Configuration is resolved in this order, with later entries overriding earlier ones:

  1. defaults
  2. ~/.pi/agent/pi-listens.json (legacy global path, still supported)
  3. ~/.pi/pi-listens.json (global user config)
  4. <project>/.pi/pi-listens.json (project config)
  5. environment variables

Project config overrides global config, and environment variables override both.

Example config file:

{
  "provider": "sarvam",
  "sarvamApiKey": "paste-your-sarvam-api-key-here",
  "sttModel": "saaras:v3",
  "sttMode": "transcribe",
  "sttLanguageCode": "unknown",
  "translateInputToEnglish": true,
  "ttsModel": "bulbul:v3",
  "ttsLanguageCode": "en-IN",
  "ttsSpeaker": "shubh",
  "recordSeconds": 300,
  "recordSampleRate": 16000,
  "streamChunkMs": 250,
  "streamMaxSeconds": 300,
  "silenceStartSeconds": 0.2,
  "silenceStopSeconds": 3.5,
  "silenceThreshold": "1%",
  "ttsSampleRate": 24000,
  "ttsOutputCodec": "wav",
  "textFallback": true,
  "conversational": false
}

Supported environment variables:

  • PI_LISTENS_PROVIDER (sarvam by default)
  • PI_LISTENS_SARVAM_API_KEY (preferred for the bundled Sarvam provider)
  • SARVAM_API_KEY / SARVAM_API_SUBSCRIPTION_KEY (legacy aliases for the Sarvam provider key)
  • PI_LISTENS_STT_MODEL
  • PI_LISTENS_STT_MODE (transcribe, translate, verbatim, translit, codemix)
  • PI_LISTENS_STT_LANGUAGE (default unknown)
  • PI_LISTENS_TRANSLATE_INPUT_TO_ENGLISH (default true; speak any supported language, send English to the agent)
  • PI_LISTENS_TTS_MODEL
  • PI_LISTENS_TTS_LANGUAGE (default en-IN)
  • PI_LISTENS_TTS_SPEAKER (default shubh)
  • PI_LISTENS_TTS_PACE
  • PI_LISTENS_TTS_TEMPERATURE
  • PI_LISTENS_TTS_SAMPLE_RATE
  • PI_LISTENS_TTS_OUTPUT_CODEC (wav, mp3, linear16, mulaw, alaw, opus, flac, aac)
  • PI_LISTENS_RECORD_SECONDS (default 300; maximum listen duration for one streaming utterance)
  • PI_LISTENS_RECORD_SAMPLE_RATE (default 16000; Sarvam streaming works best with 16kHz mono PCM)
  • PI_LISTENS_STREAM_CHUNK_MS (default 250; outgoing WebSocket audio chunk size)
  • PI_LISTENS_STREAM_MAX_SECONDS (default 300; default maximum for streaming microphone capture)
  • PI_LISTENS_SILENCE_START_SECONDS
  • PI_LISTENS_SILENCE_STOP_SECONDS
  • PI_LISTENS_SILENCE_THRESHOLD

recordSeconds is the maximum time Pi will keep streaming one utterance. silenceStopSeconds is the quiet pause after which it considers the utterance complete, flushes the WebSocket, and submits the transcript. For example, recordSeconds: 300 and silenceStopSeconds: 3.5 means “let me speak for up to 5 minutes, but submit after 3.5 seconds of silence.”

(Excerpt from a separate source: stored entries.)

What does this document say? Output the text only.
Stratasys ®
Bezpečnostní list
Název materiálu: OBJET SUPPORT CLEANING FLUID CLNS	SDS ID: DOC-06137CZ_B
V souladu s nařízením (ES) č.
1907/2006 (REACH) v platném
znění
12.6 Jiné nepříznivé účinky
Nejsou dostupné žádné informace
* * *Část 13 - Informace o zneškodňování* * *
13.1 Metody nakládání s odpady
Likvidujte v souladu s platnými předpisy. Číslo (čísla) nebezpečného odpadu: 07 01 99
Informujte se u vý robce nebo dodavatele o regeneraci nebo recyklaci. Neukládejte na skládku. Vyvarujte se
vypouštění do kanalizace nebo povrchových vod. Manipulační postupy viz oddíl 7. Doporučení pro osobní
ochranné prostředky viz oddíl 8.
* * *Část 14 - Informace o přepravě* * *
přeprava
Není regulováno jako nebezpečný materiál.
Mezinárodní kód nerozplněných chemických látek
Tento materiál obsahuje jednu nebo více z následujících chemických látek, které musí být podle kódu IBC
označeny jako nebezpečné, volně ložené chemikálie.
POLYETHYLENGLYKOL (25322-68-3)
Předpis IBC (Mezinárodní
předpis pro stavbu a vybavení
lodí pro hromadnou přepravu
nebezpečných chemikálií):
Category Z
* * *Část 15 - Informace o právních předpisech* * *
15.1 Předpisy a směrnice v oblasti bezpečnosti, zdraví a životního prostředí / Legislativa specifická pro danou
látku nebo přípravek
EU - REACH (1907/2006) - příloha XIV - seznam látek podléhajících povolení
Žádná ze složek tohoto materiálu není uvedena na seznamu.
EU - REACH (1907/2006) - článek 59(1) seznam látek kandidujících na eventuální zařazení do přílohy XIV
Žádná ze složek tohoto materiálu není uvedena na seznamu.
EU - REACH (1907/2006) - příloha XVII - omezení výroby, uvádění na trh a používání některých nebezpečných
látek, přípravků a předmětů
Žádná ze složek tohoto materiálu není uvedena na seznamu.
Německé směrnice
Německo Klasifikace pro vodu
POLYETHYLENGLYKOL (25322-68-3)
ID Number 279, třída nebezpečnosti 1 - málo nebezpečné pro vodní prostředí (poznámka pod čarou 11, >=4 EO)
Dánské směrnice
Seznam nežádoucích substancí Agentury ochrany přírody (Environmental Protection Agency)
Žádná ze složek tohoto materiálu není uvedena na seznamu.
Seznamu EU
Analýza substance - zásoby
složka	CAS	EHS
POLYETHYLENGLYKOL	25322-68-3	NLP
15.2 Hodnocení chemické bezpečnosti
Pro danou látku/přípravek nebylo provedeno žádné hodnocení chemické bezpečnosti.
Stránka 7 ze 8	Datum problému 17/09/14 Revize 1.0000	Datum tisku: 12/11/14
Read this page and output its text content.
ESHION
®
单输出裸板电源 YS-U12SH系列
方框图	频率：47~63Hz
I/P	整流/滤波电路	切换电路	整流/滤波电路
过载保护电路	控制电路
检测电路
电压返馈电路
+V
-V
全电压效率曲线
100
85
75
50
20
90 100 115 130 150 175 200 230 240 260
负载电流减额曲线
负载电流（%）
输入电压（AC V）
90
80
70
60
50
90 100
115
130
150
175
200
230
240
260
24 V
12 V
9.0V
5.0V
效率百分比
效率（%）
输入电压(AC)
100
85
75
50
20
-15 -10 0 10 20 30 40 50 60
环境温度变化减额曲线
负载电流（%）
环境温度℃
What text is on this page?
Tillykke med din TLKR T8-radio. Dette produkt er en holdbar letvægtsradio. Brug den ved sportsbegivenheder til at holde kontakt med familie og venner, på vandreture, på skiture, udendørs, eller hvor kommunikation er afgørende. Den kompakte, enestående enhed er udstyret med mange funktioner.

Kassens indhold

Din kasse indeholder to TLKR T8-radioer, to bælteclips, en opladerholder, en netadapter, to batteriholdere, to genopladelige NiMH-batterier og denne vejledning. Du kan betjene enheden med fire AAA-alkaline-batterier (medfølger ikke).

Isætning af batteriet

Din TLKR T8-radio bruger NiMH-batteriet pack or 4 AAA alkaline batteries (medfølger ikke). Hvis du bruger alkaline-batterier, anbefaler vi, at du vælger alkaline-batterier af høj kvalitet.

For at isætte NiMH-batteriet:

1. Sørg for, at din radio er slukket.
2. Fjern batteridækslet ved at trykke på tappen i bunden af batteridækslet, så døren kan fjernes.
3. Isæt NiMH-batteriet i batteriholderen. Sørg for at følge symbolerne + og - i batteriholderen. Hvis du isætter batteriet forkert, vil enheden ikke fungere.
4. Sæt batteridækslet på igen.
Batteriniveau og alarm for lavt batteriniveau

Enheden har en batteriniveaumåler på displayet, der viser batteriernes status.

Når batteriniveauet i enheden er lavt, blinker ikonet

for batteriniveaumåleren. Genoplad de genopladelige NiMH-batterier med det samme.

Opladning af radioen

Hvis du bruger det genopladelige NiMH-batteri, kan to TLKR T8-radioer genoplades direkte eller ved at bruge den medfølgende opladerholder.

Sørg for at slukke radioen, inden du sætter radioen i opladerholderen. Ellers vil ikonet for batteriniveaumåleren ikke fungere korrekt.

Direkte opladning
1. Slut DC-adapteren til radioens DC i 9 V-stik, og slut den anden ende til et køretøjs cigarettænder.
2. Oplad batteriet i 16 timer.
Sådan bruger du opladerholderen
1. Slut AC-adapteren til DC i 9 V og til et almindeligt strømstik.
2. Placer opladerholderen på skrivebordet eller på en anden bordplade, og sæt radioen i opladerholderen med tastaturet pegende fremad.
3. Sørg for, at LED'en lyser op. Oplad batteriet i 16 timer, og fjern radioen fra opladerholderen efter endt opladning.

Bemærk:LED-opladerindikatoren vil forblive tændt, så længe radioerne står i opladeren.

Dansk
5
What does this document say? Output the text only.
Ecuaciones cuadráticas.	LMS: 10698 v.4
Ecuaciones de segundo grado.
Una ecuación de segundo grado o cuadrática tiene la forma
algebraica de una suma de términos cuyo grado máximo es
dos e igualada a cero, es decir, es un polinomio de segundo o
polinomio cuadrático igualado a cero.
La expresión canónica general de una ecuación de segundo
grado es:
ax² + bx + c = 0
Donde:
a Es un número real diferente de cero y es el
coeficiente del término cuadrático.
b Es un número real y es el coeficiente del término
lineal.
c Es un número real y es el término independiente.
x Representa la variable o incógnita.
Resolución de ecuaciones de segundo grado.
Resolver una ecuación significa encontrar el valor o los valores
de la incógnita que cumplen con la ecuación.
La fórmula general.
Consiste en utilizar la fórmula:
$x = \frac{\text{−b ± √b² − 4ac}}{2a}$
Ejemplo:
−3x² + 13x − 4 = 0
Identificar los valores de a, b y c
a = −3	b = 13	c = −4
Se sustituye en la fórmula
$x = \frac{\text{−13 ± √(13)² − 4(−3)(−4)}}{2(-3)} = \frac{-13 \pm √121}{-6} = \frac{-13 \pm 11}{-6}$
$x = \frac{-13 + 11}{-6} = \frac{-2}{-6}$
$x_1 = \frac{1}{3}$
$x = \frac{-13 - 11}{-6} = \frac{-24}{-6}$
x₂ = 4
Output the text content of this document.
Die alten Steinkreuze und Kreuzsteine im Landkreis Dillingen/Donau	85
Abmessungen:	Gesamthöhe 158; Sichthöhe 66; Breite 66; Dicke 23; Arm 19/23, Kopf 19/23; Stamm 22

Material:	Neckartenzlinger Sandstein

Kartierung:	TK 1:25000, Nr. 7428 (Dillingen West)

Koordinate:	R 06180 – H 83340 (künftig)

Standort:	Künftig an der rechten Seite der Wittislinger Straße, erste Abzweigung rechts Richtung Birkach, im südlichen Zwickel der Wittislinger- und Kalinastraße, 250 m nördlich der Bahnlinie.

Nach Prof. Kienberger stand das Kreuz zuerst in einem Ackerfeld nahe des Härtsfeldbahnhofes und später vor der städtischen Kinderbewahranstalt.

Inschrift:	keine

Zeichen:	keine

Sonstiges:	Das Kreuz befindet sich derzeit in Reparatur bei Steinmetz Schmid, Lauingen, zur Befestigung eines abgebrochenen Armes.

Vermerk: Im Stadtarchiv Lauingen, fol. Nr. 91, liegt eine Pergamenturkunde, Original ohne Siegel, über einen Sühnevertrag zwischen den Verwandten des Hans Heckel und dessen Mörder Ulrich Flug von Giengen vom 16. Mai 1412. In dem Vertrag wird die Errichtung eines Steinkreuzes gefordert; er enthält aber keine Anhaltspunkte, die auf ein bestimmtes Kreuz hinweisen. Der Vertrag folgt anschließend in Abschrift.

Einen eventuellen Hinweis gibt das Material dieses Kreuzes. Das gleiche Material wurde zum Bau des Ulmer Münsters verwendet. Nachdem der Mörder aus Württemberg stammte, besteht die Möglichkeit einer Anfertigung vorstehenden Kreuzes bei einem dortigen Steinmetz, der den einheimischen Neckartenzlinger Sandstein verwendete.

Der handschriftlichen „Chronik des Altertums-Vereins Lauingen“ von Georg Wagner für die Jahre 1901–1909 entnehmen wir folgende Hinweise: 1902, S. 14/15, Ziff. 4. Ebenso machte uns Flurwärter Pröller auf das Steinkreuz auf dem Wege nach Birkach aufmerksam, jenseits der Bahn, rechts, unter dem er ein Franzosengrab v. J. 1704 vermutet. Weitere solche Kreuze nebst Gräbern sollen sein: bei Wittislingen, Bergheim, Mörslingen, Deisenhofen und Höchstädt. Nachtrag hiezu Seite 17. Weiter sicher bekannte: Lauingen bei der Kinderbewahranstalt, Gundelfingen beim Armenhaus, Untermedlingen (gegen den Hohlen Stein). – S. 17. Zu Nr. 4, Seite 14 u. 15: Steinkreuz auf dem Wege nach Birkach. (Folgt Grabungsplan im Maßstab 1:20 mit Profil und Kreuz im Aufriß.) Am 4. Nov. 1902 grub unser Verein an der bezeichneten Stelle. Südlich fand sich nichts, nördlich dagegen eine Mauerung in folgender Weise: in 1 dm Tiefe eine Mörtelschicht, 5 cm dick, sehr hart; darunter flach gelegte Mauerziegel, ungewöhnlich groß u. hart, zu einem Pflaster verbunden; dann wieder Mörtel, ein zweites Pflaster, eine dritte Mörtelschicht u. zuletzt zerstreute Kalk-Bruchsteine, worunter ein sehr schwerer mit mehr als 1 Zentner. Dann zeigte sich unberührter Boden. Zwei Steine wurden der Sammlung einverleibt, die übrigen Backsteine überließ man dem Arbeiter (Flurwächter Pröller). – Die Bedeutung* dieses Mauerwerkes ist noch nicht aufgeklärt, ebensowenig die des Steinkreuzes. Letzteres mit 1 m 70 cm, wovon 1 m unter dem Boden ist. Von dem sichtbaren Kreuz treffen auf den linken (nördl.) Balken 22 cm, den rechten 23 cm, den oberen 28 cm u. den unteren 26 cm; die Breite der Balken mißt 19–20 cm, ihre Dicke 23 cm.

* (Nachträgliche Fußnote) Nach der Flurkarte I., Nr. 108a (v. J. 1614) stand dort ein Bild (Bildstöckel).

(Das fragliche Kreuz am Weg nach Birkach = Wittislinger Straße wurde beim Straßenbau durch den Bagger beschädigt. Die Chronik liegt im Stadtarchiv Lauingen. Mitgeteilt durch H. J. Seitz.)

  • PI_LISTENS_RECORD_COMMAND
  • PI_LISTENS_PLAY_COMMAND
  • PI_LISTENS_AUDIO_DIR
  • PI_LISTENS_DELETE_AUDIO
  • PI_LISTENS_TEXT_FALLBACK
  • PI_LISTENS_CONVERSATIONAL (default false; when true, the agent speaks its responses conversationally)

Provider architecture

The extension code talks to a generic VoiceProvider interface for microphone transcription, file transcription, file synthesis, and streamed synthesis. Sarvam-specific WebSocket and SDK logic lives in src/providers/sarvam.ts; provider selection and routing live in src/providers/index.ts. To add another STT/TTS provider later, add a provider module that implements the interface and register it in the provider router.

Notes

  • The bundled Sarvam provider uses the WebSocket streaming API for microphone input, not the 30-second synchronous REST endpoint.
  • Streaming input is sent as 16kHz, 16-bit, mono PCM (pcm_s16le) with saaras:v3 by default.
  • macOS may ask for microphone permissions the first time rec or ffmpeg records audio.
  • Spoken output is intentionally optimized for concise interaction, not for reading code or full agent responses.
  • When conversational mode is enabled, the agent speaks most of its responses, thinks out loud, and uses voice_ask for all clarification. Toggle at runtime with /voice-chatty.